THE BLOG

Clap Your Hands for the Superdad

02/11/2015 10:47 GMT | Updated 31/10/2016 09:12 GMT

Once upon a time the roles of parents were clearly defined and pretty much immovable. If you were working class, your mother (in an overgeneralized nutshell) would look after the home, bring up the kids, put food on the table and wring out the washing through the mangle. If you were lucky enough to be born into the higher echelons of society your mummy darling may have had a little bit of extra help around the mansion but her place was firmly at the centre - the 'lady' of the household.

One of the things I love about these classic old stereotypes is the opportunity we now have to break them down, mash them up and crush them into little pieces. Looking back at the history and plight of women it feels wonderfully liberating to be a female now. To have personal choices and the freedom to think and earn and choose who you want to be with. To be the mother you desire to be without feeling pigeon-holed. Yes we ladies are sometimes judged at every turn and yes we'll never be fully allowed to act as we please without some scorn but if you are bold enough to be just you it is worth stomaching a few sideways glances.

The modern world is a difficult and dangerous place. It can be threatening and depressing at times, unpredictable and exhausting. But one of the things that has come out of all this prolific change, this breaking of the norms, is the fantastic rise of the superdad. Gone are the days when the father's role was to tell off the kids, impart awkward advice, deliver the slipper (remember Dennis the Menace's angry dad?) and bring home the bacon. Thankfully for men, that pressure is lifting itself away. More and more men are choosing to be stay at home dads or to share the childcare or to support their wives to be successful professionals. They are ignoring the critics and doing what feels right for them and their brood. And it's downright brilliant.

I know so many superdads who are taking the old father image and literally stamping on its head. They play games with their kids, they take them out on a Saturday to the park or for a swim, they cook the dinner and wash the sheets, hoover the house and take out the bins, bath the children and read them stories. They are full on, hands on and completely in love with parenting. The 21st Century superheroes of the modern age.

It takes an awful lot of strength, courage and humility to be a dad like this. As many men will have experienced, once a child comes along the love that was once felt for you is stolen away temporarily and never quite restores itself fully. Whereas once you were the apple of your wife/ girlfriend's eye, the centre of her world and the one she unashamedly worshipped and begged for a ring, overnight you are side-lined, pushed out and relegated from the dizzy heights of the Premier League to the murky mist of the First Division. 'The baby' takes first place as s/he rightly should and even though you know this is correct, it doesn't stop you feeling slightly miffed. Suddenly the thoughtful presents and the special dinners cease and in its place you are left with a kind of shared hysteria in the atmosphere and a life that for a time ticks along in a hazy fog. It's tough and easy to react to this badly but the superdad takes it in his stride, pushes those feelings of rejection away and gets stuck in.

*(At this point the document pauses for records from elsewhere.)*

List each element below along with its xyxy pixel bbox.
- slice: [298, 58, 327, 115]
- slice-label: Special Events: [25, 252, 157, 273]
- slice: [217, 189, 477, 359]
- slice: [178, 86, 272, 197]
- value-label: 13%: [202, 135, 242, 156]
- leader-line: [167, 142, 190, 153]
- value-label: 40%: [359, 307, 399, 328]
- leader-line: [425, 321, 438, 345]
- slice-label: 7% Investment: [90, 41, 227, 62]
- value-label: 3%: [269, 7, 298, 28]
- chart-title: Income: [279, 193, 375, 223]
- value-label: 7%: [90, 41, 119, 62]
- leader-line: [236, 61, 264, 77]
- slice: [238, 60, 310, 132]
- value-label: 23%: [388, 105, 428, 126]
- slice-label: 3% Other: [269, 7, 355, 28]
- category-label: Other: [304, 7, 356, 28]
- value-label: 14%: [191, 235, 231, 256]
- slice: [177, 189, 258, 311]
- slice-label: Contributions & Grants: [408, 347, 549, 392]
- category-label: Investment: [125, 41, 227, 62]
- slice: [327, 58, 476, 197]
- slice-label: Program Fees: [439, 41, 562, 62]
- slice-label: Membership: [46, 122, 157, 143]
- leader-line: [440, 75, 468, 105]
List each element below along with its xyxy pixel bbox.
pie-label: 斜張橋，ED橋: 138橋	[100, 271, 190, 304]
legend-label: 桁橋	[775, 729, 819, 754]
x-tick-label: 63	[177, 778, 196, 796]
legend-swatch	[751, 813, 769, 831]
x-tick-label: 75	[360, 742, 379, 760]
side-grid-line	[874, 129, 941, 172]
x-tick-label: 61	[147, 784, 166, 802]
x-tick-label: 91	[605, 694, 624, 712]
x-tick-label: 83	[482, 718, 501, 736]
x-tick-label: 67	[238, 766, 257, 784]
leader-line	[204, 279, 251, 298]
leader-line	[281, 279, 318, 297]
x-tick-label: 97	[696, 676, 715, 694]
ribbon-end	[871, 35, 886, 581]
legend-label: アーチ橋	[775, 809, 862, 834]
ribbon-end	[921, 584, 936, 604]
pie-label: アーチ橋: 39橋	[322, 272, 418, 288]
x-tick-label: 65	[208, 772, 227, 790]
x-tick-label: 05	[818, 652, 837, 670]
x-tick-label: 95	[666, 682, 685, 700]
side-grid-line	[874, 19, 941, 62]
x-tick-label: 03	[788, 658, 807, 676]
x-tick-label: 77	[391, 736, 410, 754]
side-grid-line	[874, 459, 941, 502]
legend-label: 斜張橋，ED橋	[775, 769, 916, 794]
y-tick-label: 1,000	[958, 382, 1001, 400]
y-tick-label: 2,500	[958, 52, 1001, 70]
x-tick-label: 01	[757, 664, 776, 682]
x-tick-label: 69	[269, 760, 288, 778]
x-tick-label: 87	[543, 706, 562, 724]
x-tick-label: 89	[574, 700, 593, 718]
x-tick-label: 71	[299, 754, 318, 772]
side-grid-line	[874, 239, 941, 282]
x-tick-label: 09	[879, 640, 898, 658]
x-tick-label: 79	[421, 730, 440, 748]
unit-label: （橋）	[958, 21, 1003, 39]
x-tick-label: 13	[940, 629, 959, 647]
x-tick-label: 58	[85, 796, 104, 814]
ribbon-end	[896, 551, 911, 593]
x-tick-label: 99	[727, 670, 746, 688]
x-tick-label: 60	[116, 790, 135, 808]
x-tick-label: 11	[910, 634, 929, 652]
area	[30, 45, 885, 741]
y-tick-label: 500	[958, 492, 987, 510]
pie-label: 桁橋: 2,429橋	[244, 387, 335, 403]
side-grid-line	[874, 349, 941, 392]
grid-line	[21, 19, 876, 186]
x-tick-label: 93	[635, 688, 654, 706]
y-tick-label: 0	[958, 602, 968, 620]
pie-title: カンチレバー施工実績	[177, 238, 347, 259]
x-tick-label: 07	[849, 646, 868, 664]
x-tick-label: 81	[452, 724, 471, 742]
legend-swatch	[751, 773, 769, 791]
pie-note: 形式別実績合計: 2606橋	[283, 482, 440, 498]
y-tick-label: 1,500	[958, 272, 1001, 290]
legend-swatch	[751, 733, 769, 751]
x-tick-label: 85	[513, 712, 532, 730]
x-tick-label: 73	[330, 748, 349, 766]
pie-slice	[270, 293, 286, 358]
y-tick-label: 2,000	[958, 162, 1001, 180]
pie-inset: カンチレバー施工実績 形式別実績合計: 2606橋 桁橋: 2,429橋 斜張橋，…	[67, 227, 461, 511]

There are numerous versions of the superdad. The one who takes on a horribly responsible job so he can pay the bills and support his wife (to choose) to look after the kiddies. Nobody wants to fly around the world in their mid-forties and stay over in crap hotels eating microwaved hotel food - but he does it for the love of his family. There is also the dad who sacrifices his own career so his partner can go back to work. What human being in their right mind would voluntarily spend afternoons in a soft play? The superdad would.

I couldn't survive without my own version of the superdad. I didn't know when I met him that he would be this great but if I had known I'd definitely have paid top dollar for him. Without completely emasculating him, he epitomises perfect house husband tendencies. He is happy to help out with everything, enjoys keeping our home tidy, loves creating and making recipes and is a brilliant mix of the firm and the fun guy with our son.

If we stop and look around us there are amazing superdads everywhere. They might not be wearing a red cape and pants over their skinny jeans but they are doing their bit to break the old stereotype and make their partners and their children happy. It's time we applauded them, clapped our hands fervently and patted them on the back.